The word “serendipity” (happy accidents) was coined in 1754 in a letter from Horace Walpole to a friend in which he describes unexpected discoveries by reference to a fairy tail called, “The Three Princes of Serendip.” In business, serendipity describes unexpected windfalls after a transaction. In science, serendipity plays a role in many new discoveries (e.g. penicillin, tamoxifen, the background radiation of the cosmos). Innovation in technology often results from serendipity. A Creative Collision is a special kind of serendipity which results when two or more people meet by chance and something good comes of it. Like you need Motive, Means and Opportunity to prove murder in court, I posit that you need the right Circumstances, Openness and Awareness for serendipty to occur and for you to benefit from it. Circumstances – putting 70,000 creative people in close proximity, SXSW creates a pretty unique set of circumstances for creative collisions to occur. The probability of serendipity just went way up. Awareness – if your face is stuck in your smartphone or tablet, there’s a good chance you’ll miss the creative collision that was about to happen. SXSW is like a one million ring circus – there’s so much going on everywhere, it is simply not possible to stay absorbed in the everyday. Openness – if you judge everything (“this’s cool, that’s bogus”) there’s no room for surprises. Holding an open mental stance means at least delaying judgement long enough to observe what’s really happening. SXSW has a very open, non-judgmental vibe that is contagious.
Here are some of
the creative collisions I’ve had in just two days. I shared a ride with Lisa Sita Chouinard of Fetosoap, pictured on the right in this GIF created by PHHOTO, an iPad animated social photobooth application showcasing at this year’s SXSW. Lisa and I were “geeking out about color,” me from a filmmaking perspective and she from a soap-making perspective. In another GIF collision, I ran into Graham McFarland, CEO of Austin startup CineGIF. Over breakfast, we hatched a partnership, prospected a new investment and signed Graham up to mentor for StartFast and SeedSumo accelerators.

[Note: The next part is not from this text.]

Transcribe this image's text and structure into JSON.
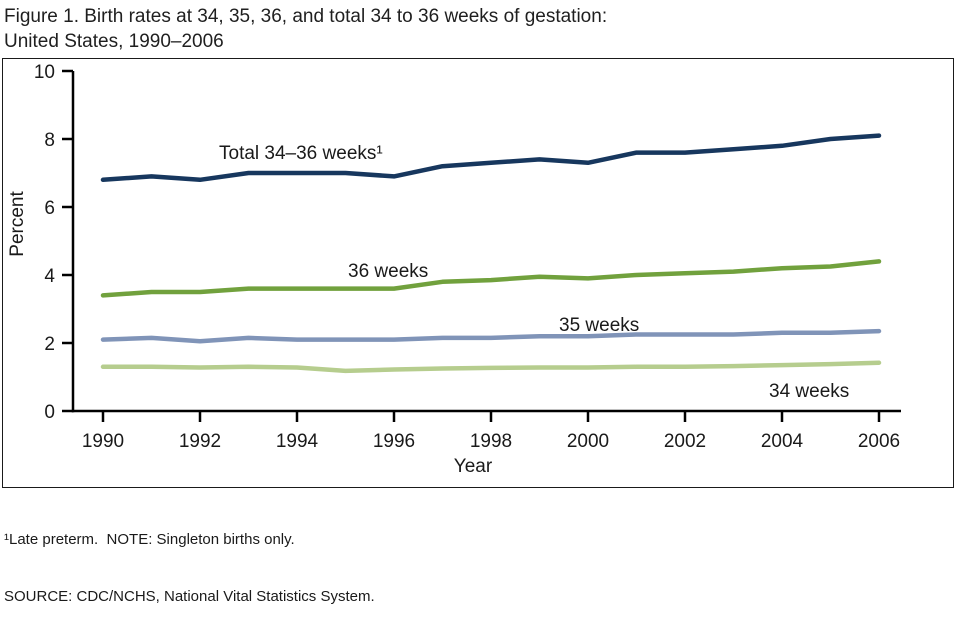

On the convention center outdoor balcony, StartFast mentor Drew Austin and I compared notes while inside James McQuivey read from Digital Disruption: Unleashing the Next Wave of Innovation. Later I shared a few minutes with serial entrepreneur Zack Dugow who wasn’t planning to be here a week ago. He said, “People kept telling me, ‘Why don’t we just meet at South-by?’ so what could I do? I had to come.” That’s kind of how I feel too. I have to come. It’s very unlikely I would have met Lisa, or Graham or filmmaker / entrepreneur Rob Jamieson, each of whom taught me something, presented new opportunities and made me think.